Diretora da Escola de Economia e Ciência Política de Londres defende que o cuidado familiar não remunerado seja transformado em trabalho valorizado e pago Na edição do domingo, o jornal “O Globo” publicou reportagem mostrando que a população brasileira vai envelhecer e diminuir antes que o país tenha chegado a um padrão de bem-estar social semelhante ao de nações desenvolvidas. De acordo com análise da economista Ana Amélia Camarano, do Instituto de Pesquisa Econômica Aplicada, as quase 700 mil vítimas da pandemia anteciparam a redução populacional para o fim desta década – pelas estimativas anteriores, isso só aconteceria na segunda metade da década de 2030. Um em cada quatro brasileiros terá 60 anos ou mais em 2040 e, sem investimentos em educação e para erradicar a miséria, seguiremos no nefasto “pódio” dos campeões em desigualdade.
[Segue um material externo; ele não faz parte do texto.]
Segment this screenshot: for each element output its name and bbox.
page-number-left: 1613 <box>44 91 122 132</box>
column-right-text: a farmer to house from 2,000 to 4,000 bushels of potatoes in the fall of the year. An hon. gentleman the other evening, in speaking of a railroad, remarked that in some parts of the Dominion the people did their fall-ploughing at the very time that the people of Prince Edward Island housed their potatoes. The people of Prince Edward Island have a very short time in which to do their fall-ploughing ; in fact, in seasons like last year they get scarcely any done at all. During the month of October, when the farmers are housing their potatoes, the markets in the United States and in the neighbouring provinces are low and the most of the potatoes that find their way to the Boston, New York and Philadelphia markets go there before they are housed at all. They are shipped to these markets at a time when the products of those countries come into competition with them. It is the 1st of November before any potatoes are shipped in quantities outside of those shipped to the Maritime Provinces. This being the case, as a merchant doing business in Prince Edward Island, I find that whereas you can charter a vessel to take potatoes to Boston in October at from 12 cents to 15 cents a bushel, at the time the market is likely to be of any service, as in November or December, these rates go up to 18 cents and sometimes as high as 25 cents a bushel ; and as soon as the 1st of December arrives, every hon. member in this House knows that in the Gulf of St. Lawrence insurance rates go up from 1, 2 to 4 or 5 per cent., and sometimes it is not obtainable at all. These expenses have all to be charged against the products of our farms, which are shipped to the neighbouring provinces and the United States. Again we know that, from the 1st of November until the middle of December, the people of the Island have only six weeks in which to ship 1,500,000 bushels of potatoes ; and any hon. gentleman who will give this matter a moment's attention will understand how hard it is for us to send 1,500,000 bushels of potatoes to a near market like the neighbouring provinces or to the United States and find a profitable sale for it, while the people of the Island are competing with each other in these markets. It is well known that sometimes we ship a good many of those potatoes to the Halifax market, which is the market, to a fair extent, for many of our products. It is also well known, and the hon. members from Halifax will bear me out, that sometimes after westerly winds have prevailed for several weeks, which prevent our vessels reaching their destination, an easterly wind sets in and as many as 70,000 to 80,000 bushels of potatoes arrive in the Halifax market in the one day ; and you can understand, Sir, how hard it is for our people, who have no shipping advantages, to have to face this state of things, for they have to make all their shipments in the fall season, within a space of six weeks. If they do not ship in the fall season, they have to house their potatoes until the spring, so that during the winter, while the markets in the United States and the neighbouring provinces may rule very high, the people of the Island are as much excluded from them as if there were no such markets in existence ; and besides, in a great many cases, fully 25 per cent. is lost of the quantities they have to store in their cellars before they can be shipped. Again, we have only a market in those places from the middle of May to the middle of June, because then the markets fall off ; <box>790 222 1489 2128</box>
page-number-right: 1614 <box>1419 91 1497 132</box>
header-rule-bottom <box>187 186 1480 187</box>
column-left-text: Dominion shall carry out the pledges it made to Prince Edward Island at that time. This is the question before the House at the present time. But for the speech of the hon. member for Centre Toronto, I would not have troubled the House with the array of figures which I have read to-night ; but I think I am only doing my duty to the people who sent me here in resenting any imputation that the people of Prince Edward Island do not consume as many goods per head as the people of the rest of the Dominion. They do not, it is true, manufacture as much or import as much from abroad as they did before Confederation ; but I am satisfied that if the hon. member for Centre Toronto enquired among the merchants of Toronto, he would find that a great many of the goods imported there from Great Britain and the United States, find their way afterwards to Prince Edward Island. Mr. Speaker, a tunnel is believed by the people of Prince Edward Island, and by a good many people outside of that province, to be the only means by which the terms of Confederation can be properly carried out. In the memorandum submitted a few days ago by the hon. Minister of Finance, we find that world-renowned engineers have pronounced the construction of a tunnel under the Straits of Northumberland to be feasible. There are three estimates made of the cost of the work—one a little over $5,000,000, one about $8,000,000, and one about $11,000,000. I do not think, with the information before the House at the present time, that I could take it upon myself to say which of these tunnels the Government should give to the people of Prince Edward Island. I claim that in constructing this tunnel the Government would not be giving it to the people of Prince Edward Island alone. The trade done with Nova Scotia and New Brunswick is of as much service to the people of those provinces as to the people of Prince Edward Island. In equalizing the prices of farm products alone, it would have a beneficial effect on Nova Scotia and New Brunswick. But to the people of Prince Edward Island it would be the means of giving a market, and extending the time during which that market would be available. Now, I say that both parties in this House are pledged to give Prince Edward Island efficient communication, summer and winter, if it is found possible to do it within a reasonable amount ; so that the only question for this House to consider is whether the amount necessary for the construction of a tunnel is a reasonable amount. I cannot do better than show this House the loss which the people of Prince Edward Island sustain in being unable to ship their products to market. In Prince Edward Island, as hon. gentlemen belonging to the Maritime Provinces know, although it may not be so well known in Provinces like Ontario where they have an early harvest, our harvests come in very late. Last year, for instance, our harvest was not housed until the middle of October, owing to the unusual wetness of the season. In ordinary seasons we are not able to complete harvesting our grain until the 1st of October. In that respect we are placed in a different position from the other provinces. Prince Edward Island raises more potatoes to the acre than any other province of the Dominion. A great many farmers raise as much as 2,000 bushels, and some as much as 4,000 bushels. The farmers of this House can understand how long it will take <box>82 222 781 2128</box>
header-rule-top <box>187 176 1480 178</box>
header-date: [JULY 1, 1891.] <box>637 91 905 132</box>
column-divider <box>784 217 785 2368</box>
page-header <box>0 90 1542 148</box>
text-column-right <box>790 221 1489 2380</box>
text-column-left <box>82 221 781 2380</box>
Minouche Shafik, diretora da Escola de Economia e Ciência Política de Londres e autora de “Cuidar uns dos outros – um novo contrato social”
Divulgação
Pesquisas em 140 países mostram que metade dos adultos, nas economias avançadas, não poupou para a velhice. Nas nações em desenvolvimento, o percentual chega a 84%.
O trabalho da repórter Cássia Almeida me levou a reler “Cuidar uns dos outros”, o último livro de Minouche Shafik, diretora da Escola de Economia e Ciência Política de Londres. Com um capítulo dedicado à velhice, ela enfatiza a necessidade da criação de um novo contrato social: uma espécie de conjunto de normas e leis que estabelece o que devemos uns aos outros em sociedade.
“Raramente pensamos sobre as forças maiores que determinam nosso destino – o país em que nascemos, as atitudes sociais predominantes em determinados momentos da História, as instituições que governam nossa economia e política. Esses fatores mais amplos estabelecem o tipo de sociedade em que vivemos e são os determinantes mais importantes de nossa experiência humana”, escreve.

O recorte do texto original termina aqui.